Laboratory
Ziehl–Neelsen staining method
Standard laboratory method of staining sputum smears for tuberculosis diagnosis. It involves staining a heat-fixed smear with an aqueous solution of a dye (usually basic fuchsin) containing chemicals (usually phenol) to help the dye penetrate into the cell, washing the smear with acid, alcohol or acid/alcohol and then counterstaining (usually with methylene blue).
Sputum culture conversion
Two consecutive negative cultures from sputa collected at least 25 days apart.
Scanty
In the tuberculosis context, result of examination of a sputum sample when fewer than 10 acid-fast bacilli (AFB) are observed.
Smear conversion
Change from sputum smear-positive to sputum smear-negative.
Interferon-gamma release assay (IGRA)
In-vitro blood tests for cell-mediated immunity to M. tuberculosis that measure interferon-gamma (IFN-γ) released from peripheral blood T-cells or enumerate the number of IFN- producing T-cells following stimulation with synthetic peptides simulating M. tuberculosis proteins.
Drug-susceptibility testing (DST)
In vitro testing using phenotypic methods to determine whether M. tuberculosis is susceptible to a particular drug. Also known as antimicrobial susceptibility testing (AST).

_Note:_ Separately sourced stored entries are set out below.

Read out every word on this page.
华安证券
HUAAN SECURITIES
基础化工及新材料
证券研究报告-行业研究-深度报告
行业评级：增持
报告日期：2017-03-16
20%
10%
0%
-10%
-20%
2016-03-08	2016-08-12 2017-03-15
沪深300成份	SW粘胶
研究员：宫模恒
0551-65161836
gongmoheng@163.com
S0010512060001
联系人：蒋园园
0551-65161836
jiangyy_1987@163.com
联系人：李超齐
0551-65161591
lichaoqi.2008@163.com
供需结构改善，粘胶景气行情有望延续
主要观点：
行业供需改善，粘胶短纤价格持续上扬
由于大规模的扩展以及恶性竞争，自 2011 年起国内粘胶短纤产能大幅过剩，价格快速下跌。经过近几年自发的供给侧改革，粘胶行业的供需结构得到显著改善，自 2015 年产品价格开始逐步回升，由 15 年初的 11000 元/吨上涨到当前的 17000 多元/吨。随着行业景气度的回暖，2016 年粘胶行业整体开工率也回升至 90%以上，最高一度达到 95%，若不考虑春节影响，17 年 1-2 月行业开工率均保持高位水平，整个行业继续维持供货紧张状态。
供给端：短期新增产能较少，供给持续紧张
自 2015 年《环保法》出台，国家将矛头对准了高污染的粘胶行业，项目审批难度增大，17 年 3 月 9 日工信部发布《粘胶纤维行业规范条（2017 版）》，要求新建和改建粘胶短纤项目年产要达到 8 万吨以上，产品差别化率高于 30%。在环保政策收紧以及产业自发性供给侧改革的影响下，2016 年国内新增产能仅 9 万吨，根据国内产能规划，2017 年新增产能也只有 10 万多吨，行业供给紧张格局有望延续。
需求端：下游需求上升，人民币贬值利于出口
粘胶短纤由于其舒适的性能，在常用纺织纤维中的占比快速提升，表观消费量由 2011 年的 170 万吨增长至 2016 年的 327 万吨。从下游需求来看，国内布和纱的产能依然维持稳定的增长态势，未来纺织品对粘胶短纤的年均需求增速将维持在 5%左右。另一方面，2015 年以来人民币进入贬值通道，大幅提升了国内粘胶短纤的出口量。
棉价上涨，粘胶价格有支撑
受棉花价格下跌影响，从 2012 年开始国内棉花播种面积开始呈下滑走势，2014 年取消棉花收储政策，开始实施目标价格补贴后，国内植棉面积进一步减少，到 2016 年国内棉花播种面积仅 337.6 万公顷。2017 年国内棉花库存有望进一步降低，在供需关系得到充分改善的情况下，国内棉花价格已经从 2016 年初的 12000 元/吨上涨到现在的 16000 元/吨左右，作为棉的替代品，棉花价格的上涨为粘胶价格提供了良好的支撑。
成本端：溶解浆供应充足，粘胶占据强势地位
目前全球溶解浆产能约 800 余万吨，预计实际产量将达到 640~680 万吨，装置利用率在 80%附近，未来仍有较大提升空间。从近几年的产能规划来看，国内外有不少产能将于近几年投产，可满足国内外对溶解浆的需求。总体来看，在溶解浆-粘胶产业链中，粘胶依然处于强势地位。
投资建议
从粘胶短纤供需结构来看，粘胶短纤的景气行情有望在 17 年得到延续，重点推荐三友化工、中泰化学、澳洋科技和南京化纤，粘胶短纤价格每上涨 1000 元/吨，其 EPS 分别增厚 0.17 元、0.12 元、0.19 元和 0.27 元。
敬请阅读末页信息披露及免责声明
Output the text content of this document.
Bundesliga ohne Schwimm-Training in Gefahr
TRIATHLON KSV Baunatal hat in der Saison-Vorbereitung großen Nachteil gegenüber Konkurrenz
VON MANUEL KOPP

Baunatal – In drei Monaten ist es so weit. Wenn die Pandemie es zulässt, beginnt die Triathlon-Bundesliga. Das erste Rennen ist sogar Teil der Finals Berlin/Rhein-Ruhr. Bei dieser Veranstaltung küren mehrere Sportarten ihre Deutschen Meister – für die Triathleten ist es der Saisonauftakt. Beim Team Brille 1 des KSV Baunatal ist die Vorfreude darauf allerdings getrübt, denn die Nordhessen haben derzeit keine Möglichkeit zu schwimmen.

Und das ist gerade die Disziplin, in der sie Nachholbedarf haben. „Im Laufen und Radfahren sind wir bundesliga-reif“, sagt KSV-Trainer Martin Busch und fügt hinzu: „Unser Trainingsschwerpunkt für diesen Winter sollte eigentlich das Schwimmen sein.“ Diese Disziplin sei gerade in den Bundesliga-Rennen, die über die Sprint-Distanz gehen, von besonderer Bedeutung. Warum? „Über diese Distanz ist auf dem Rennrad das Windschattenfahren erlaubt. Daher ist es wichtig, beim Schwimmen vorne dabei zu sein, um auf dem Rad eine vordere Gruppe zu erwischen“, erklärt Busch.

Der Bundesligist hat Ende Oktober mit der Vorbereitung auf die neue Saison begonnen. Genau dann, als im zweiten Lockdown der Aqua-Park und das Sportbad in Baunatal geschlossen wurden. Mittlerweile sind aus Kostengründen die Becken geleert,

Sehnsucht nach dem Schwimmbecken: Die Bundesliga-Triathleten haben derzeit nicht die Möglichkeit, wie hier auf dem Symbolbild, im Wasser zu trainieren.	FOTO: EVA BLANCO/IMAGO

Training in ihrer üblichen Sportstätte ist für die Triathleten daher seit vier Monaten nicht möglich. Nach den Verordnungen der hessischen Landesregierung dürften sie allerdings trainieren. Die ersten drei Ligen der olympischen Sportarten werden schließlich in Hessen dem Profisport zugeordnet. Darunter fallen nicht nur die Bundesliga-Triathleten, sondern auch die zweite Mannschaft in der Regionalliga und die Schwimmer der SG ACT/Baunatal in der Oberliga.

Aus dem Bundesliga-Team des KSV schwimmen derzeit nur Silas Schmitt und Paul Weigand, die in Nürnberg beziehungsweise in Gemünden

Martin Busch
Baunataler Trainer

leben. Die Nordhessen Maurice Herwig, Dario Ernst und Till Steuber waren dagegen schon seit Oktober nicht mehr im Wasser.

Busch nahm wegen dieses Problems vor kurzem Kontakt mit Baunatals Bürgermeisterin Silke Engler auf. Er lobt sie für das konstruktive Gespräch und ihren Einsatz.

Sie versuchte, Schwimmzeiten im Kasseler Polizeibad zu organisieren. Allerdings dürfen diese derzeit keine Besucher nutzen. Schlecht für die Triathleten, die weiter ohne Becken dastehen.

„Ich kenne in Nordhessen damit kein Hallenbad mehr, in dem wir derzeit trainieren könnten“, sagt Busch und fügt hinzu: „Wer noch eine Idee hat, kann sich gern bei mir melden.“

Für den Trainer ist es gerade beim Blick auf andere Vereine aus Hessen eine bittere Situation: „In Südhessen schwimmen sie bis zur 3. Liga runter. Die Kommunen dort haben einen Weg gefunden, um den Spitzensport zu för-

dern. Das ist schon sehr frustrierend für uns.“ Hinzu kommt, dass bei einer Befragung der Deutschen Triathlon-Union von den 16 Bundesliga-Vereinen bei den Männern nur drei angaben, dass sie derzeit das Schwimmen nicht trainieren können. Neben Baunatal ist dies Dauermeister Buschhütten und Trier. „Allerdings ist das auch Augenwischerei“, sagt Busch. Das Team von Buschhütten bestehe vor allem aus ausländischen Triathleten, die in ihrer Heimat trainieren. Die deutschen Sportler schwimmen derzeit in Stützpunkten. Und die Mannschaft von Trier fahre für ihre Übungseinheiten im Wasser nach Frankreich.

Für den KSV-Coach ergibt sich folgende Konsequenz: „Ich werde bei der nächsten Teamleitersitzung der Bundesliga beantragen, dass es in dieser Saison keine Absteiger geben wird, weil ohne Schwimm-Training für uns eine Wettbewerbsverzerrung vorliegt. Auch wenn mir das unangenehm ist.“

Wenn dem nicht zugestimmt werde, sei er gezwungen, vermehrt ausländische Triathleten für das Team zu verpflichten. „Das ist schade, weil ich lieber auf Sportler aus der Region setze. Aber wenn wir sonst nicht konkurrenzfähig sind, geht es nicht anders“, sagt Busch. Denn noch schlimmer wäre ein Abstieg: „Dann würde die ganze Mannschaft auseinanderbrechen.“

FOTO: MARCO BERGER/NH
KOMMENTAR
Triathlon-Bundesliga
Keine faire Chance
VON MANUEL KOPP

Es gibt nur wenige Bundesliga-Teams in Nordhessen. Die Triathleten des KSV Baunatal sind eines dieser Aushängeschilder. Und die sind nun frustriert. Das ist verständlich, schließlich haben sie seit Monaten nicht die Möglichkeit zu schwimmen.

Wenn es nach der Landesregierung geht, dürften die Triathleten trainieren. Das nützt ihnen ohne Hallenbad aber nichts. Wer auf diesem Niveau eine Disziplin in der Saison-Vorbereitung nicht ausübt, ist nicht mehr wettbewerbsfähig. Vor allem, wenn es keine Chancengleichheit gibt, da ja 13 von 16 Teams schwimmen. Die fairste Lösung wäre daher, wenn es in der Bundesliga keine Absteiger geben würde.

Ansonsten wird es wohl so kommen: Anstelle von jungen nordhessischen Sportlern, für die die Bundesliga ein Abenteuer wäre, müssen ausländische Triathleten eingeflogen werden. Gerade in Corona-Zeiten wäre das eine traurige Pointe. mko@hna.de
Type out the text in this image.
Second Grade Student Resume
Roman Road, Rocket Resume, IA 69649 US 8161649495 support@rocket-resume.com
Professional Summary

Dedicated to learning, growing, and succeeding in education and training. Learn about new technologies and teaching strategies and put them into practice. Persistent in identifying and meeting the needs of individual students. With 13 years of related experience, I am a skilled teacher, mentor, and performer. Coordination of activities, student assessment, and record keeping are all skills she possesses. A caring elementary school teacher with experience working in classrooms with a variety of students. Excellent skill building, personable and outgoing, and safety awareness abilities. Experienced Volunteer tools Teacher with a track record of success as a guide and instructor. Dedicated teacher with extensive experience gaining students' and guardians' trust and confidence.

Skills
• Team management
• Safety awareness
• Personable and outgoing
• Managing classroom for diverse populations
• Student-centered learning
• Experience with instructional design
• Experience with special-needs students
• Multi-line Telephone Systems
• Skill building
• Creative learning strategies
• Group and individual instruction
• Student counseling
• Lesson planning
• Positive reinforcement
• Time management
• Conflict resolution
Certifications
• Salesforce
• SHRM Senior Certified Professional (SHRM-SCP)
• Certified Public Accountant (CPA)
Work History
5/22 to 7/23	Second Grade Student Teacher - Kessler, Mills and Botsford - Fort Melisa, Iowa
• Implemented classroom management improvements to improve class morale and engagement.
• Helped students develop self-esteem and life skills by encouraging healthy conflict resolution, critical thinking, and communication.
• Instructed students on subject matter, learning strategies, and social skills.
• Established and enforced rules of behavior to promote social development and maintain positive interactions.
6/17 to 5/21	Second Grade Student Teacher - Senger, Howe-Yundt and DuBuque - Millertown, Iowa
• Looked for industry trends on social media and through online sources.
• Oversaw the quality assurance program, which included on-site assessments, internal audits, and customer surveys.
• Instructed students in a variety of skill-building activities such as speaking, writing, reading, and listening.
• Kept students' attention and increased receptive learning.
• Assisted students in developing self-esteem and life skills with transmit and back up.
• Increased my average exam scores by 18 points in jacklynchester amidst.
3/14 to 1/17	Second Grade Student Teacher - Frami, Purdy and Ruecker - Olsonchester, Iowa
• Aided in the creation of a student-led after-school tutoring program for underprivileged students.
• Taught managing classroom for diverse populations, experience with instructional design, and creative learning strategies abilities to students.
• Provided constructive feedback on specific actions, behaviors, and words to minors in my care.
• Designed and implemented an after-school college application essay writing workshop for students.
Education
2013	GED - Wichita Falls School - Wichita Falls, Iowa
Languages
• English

Critical concentration (CC)
The lowest concentration of an anti-tuberculosis drug that will inhibit the growth of 99% of phenotypically wild type isolates of M. tuberculosis complex (MTBC) in vitro.
Acid-fast bacilli (AFB)
Bacteria that do not lose their stain when exposed to acid or acid–alcohol mixture during the staining process, i.e. bacteria of the Mycobacterium tuberculosis complex and all non-tuberculous mycobacteria
Weak positive culture
One to nine colonies of M. tuberculosis detected.
Smear conversion rate
Proportion of treated patients who convert from sputum smear-positive to sputum smear-negative within a specified period of time, usually after 2 or 3 months of the initial phase of tuberculosis treatment. It is not a true rate.